Epilogue: What have you had to “unlearn” (i.e. that only phones are for having conversations) in the past 10 years due to technological change?

Answer: Although it is the example, a huge thing I did have to unlearn is that phones are only for having conversations. Now one’s phone is a portable computer, a map, an instant messaging machine, and a camera. Another thing I’ve had to unlearn is that you have to use a phonebook to find out the telephone number to a store, restaurant, or friend’s home. With technology, you can look these up on the computer, on your GPS, or do what I do which is text the store name to Google (466453) and have the number texted back to you by Google nearly immediately. Another is that you have to have a free hand talk on the phone – with Bluetooth and speaker phone this is not true. One big thing that technology has made me unlearn is that road trips have to be boring. Nowadays with tv screens, DVD players, video game console hookup ability, and satellite radio there is no reason for one not to be able to have fun in a long car ride with all of these things. You used to have to be unexcited about road trips and expect to look at the trees for hours, but now if you sit in the back seat you can look forward to watching a string of DVDs until you reach your destination. Finally, one large social thing that the past 10 years of technological changes have forced me to unlearn is the importance of face to face communication and meeting with people. With webcams, social network sites such as Facebook, the widespread use of e-mail, and text messaging, one no longer has to see another person, hear their voice, or even know where they are in order to get an important task accomplished.
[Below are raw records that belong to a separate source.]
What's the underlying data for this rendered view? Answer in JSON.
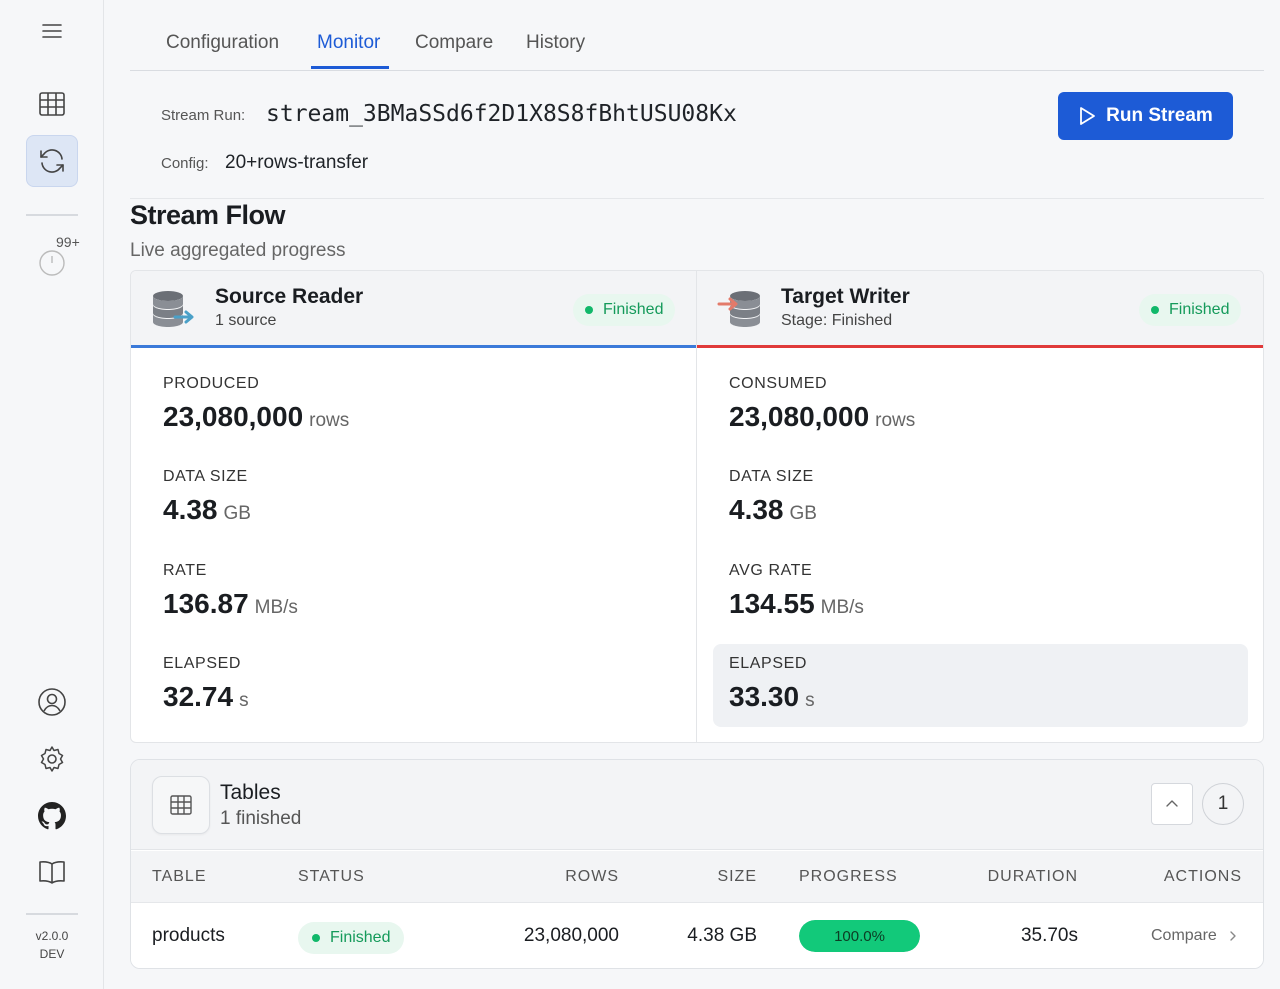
{
  "sidebar": {
    "badge": "99+",
    "version": "v2.0.0",
    "env": "DEV"
  },
  "tabs": [
    {
      "label": "Configuration"
    },
    {
      "label": "Monitor"
    },
    {
      "label": "Compare"
    },
    {
      "label": "History"
    }
  ],
  "run": {
    "stream_label": "Stream Run:",
    "stream_id": "stream_3BMaSSd6f2D1X8S8fBhtUSU08Kx",
    "config_label": "Config:",
    "config_value": "20+rows-transfer",
    "button_label": "Run Stream"
  },
  "flow": {
    "title": "Stream Flow",
    "subtitle": "Live aggregated progress",
    "source": {
      "title": "Source Reader",
      "subtitle": "1 source",
      "status": "Finished",
      "metrics": [
        {
          "label": "PRODUCED",
          "value": "23,080,000",
          "unit": "rows"
        },
        {
          "label": "DATA SIZE",
          "value": "4.38",
          "unit": "GB"
        },
        {
          "label": "RATE",
          "value": "136.87",
          "unit": "MB/s"
        },
        {
          "label": "ELAPSED",
          "value": "32.74",
          "unit": "s"
        }
      ]
    },
    "target": {
      "title": "Target Writer",
      "subtitle": "Stage: Finished",
      "status": "Finished",
      "metrics": [
        {
          "label": "CONSUMED",
          "value": "23,080,000",
          "unit": "rows"
        },
        {
          "label": "DATA SIZE",
          "value": "4.38",
          "unit": "GB"
        },
        {
          "label": "AVG RATE",
          "value": "134.55",
          "unit": "MB/s"
        },
        {
          "label": "ELAPSED",
          "value": "33.30",
          "unit": "s"
        }
      ]
    }
  },
  "tables": {
    "title": "Tables",
    "subtitle": "1 finished",
    "count": "1",
    "columns": [
      "TABLE",
      "STATUS",
      "ROWS",
      "SIZE",
      "PROGRESS",
      "DURATION",
      "ACTIONS"
    ],
    "rows": [
      {
        "table": "products",
        "status": "Finished",
        "rows": "23,080,000",
        "size": "4.38 GB",
        "progress_text": "100.0%",
        "progress": 1.0,
        "duration": "35.70s",
        "action": "Compare"
      }
    ]
  },
  "colors": {
    "accent": "#1d5bd6",
    "success": "#11b86a",
    "source_line": "#3b7ad9",
    "target_line": "#e03a3a"
  }
}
Customer-Empowered Rating Systems

Chapter 11: Many online merchants today, such as eBay and Amazon, use rating systems empowered by its customers. Is this adequate for determining which products to buy, or which users to trust? Cite examples from these two merchants that support your opinion (whether it is good enough, or inadequate).
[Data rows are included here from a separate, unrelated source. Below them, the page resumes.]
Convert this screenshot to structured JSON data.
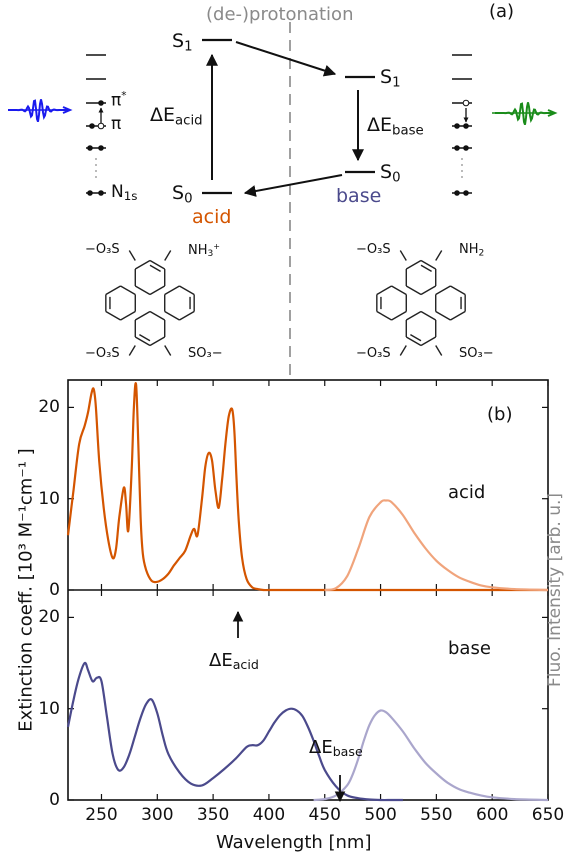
{
  "figure": {
    "panel_a_label": "(a)",
    "panel_b_label": "(b)",
    "protonation_label": "(de-)protonation",
    "acid_label": "acid",
    "base_label": "base",
    "state_labels": {
      "s1_left": "S",
      "s1_left_sub": "1",
      "s0_left": "S",
      "s0_left_sub": "0",
      "s1_right": "S",
      "s1_right_sub": "1",
      "s0_right": "S",
      "s0_right_sub": "0"
    },
    "delta_acid": {
      "main": "ΔE",
      "sub": "acid"
    },
    "delta_base": {
      "main": "ΔE",
      "sub": "base"
    },
    "mo_labels": {
      "pi_star": "π",
      "pi_star_sup": "*",
      "pi": "π",
      "n1s": "N",
      "n1s_sub": "1s"
    },
    "structure_acid": {
      "top_left": "−O₃S",
      "top_right_main": "NH",
      "top_right_sub": "3",
      "top_right_sup": "+",
      "bottom_left": "−O₃S",
      "bottom_right": "SO₃−"
    },
    "structure_base": {
      "top_left": "−O₃S",
      "top_right_main": "NH",
      "top_right_sub": "2",
      "bottom_left": "−O₃S",
      "bottom_right": "SO₃−"
    },
    "colors": {
      "acid": "#d45500",
      "acid_light": "#f0a47c",
      "base": "#4b4a8c",
      "base_light": "#aaa6cc",
      "xray_in": "#1a1aee",
      "xray_out": "#1a8c1a"
    }
  },
  "chart_data": [
    {
      "type": "line",
      "panel": "top",
      "ylabel": "Extinction coeff. [10³ M⁻¹cm⁻¹ ]",
      "y2label": "Fluo. Intensity [arb. u.]",
      "xlim": [
        220,
        650
      ],
      "ylim": [
        0,
        23
      ],
      "yticks": [
        0,
        10,
        20
      ],
      "series_label": "acid",
      "series": [
        {
          "name": "acid absorption",
          "x": [
            220,
            225,
            230,
            235,
            238,
            241,
            243,
            245,
            248,
            252,
            256,
            260,
            263,
            266,
            270,
            272,
            274,
            277,
            279,
            281,
            283,
            285,
            287,
            290,
            295,
            300,
            305,
            310,
            315,
            320,
            325,
            330,
            333,
            336,
            340,
            343,
            346,
            349,
            352,
            355,
            358,
            361,
            364,
            367,
            369,
            371,
            373,
            376,
            380,
            385,
            390,
            395,
            400,
            410,
            420,
            440,
            460,
            480,
            500,
            520,
            540,
            560,
            580,
            600,
            620,
            640,
            650
          ],
          "y": [
            6,
            11,
            16,
            18,
            19.5,
            21.5,
            22,
            20,
            14,
            9,
            5.5,
            3.5,
            4.5,
            8,
            11.2,
            9.5,
            6.5,
            13,
            20,
            22.5,
            16,
            8,
            4,
            2.2,
            1,
            0.9,
            1.2,
            1.8,
            2.7,
            3.5,
            4.3,
            6,
            6.7,
            6,
            10,
            13.5,
            15,
            14.2,
            11,
            9,
            12,
            16,
            19,
            19.8,
            17.5,
            12,
            7.5,
            3.5,
            1.2,
            0.3,
            0.1,
            0,
            0,
            0,
            0,
            0,
            0,
            0,
            0,
            0,
            0,
            0,
            0,
            0,
            0,
            0,
            0
          ]
        },
        {
          "name": "acid fluorescence",
          "x": [
            450,
            460,
            470,
            480,
            490,
            500,
            505,
            510,
            520,
            530,
            540,
            550,
            560,
            570,
            580,
            590,
            600,
            620,
            650
          ],
          "y": [
            0,
            0.2,
            1.5,
            4.5,
            8,
            9.6,
            9.8,
            9.6,
            8.2,
            6.3,
            4.6,
            3.2,
            2.2,
            1.4,
            0.9,
            0.5,
            0.3,
            0.1,
            0
          ]
        }
      ]
    },
    {
      "type": "line",
      "panel": "bottom",
      "xlabel": "Wavelength [nm]",
      "xlim": [
        220,
        650
      ],
      "ylim": [
        0,
        23
      ],
      "xticks": [
        250,
        300,
        350,
        400,
        450,
        500,
        550,
        600,
        650
      ],
      "yticks": [
        0,
        10,
        20
      ],
      "series_label": "base",
      "annotation_acid": "ΔE",
      "annotation_base": "ΔE",
      "series": [
        {
          "name": "base absorption",
          "x": [
            220,
            225,
            230,
            235,
            238,
            242,
            246,
            250,
            255,
            260,
            265,
            270,
            275,
            280,
            285,
            290,
            295,
            300,
            305,
            310,
            320,
            330,
            340,
            350,
            360,
            370,
            380,
            385,
            390,
            395,
            400,
            405,
            410,
            415,
            420,
            425,
            430,
            435,
            440,
            445,
            450,
            460,
            470,
            480,
            490,
            500,
            510,
            520
          ],
          "y": [
            8,
            11,
            13.5,
            15,
            14.2,
            13,
            13.4,
            13,
            9,
            5,
            3.3,
            3.6,
            5,
            7,
            9,
            10.5,
            11,
            9.5,
            7,
            5,
            3,
            1.8,
            1.6,
            2.4,
            3.4,
            4.5,
            5.8,
            6,
            6,
            6.5,
            7.5,
            8.5,
            9.3,
            9.8,
            10,
            9.8,
            9.2,
            8,
            6.5,
            4.8,
            3.3,
            1.5,
            0.5,
            0.2,
            0.05,
            0,
            0,
            0
          ]
        },
        {
          "name": "base fluorescence",
          "x": [
            440,
            450,
            460,
            470,
            475,
            480,
            485,
            490,
            495,
            500,
            505,
            510,
            520,
            530,
            540,
            550,
            560,
            570,
            580,
            590,
            600,
            620,
            650
          ],
          "y": [
            0,
            0.1,
            0.5,
            1.6,
            2.8,
            4.5,
            6.5,
            8.2,
            9.3,
            9.8,
            9.6,
            9,
            7.5,
            5.7,
            4.1,
            2.9,
            1.9,
            1.2,
            0.8,
            0.5,
            0.3,
            0.1,
            0
          ]
        }
      ]
    }
  ]
}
Answer: I believe that the customer-empowered rating systems on eBay and Amazon are absolutely adequate to determining the safety of people that you don’t know. For example, on eBay, you just know that if someone has a 99.9% satisfaction rating out of 20,000 total ratings and you read the positive comments that people have left about them after working with them over and over that you can trust their product. The reason I believe that this is adequate is that the people that leave these responses have worked with that person and, on eBay, can only leave feedback if they have either bought from or sold to that user. The people leaving feedback are people that were once in your shoes, and if they say that a vendor of textbooks shipped the book promptly and it was in good condition as described, and 5,000 people have also had this experience, you should have no reason to believe that that vendor will personally seek you out and screw you over when they have treated everyone else so well. This is really the only way to rate people as the customers are the only who experience each other on these websites, not the sites themselves, and you know that they will be honest because if they got screwed over they wouldn’t. The system also works as a deterrent against poor dealings. A vendor knows that if he takes someone’s money and either does not send out the product or sends one with less quality than bargained for that that person will rip into them verbally on the ratings and feedback system and then people in the future will see that and choose not to buy from that person.

Finding Info from a Social Website

Chapter 11: James Surowiecki’s book mentioned in this chapter outlines four elements to create a so-called “wise crowd,” one that can make decisions better than experts. These include “diversity of opinion” and “independence.” Since social groups online seem to form crowds of many like-minded people, what caution would you give someone using information they find from a socialized website or resource?

Answer: When a social group online forms a crowd of many like-minded people, this breeds a problem that can cause incredibility of information and the spreading of often incorrect and biased information. A group of like-minded people will be biased towards one direction of a situation and may not give you the factual response that you desire. These groups of people can also experience groupthink. That is, if you search for information on a discussion board of a social learning or social website in general, the information may look as if it is agreed upon and appears to be absolutely valid when it really is just a group of people agreeing with each other without the desire to break from the norm opinion. The bottom line is that when you are searching for information and especially information that is debatable, you want the ability to see the situation from different viewpoints and perspectives in order to ultimately asses in your own mind the correct answer based on different points of info. When you pull information from a website that consists of all like-minded individuals, you do not have the ability to receive the information from different types of viewpoints and you therefore can not trust it. It can be too biased and therefore mislead you from the truth.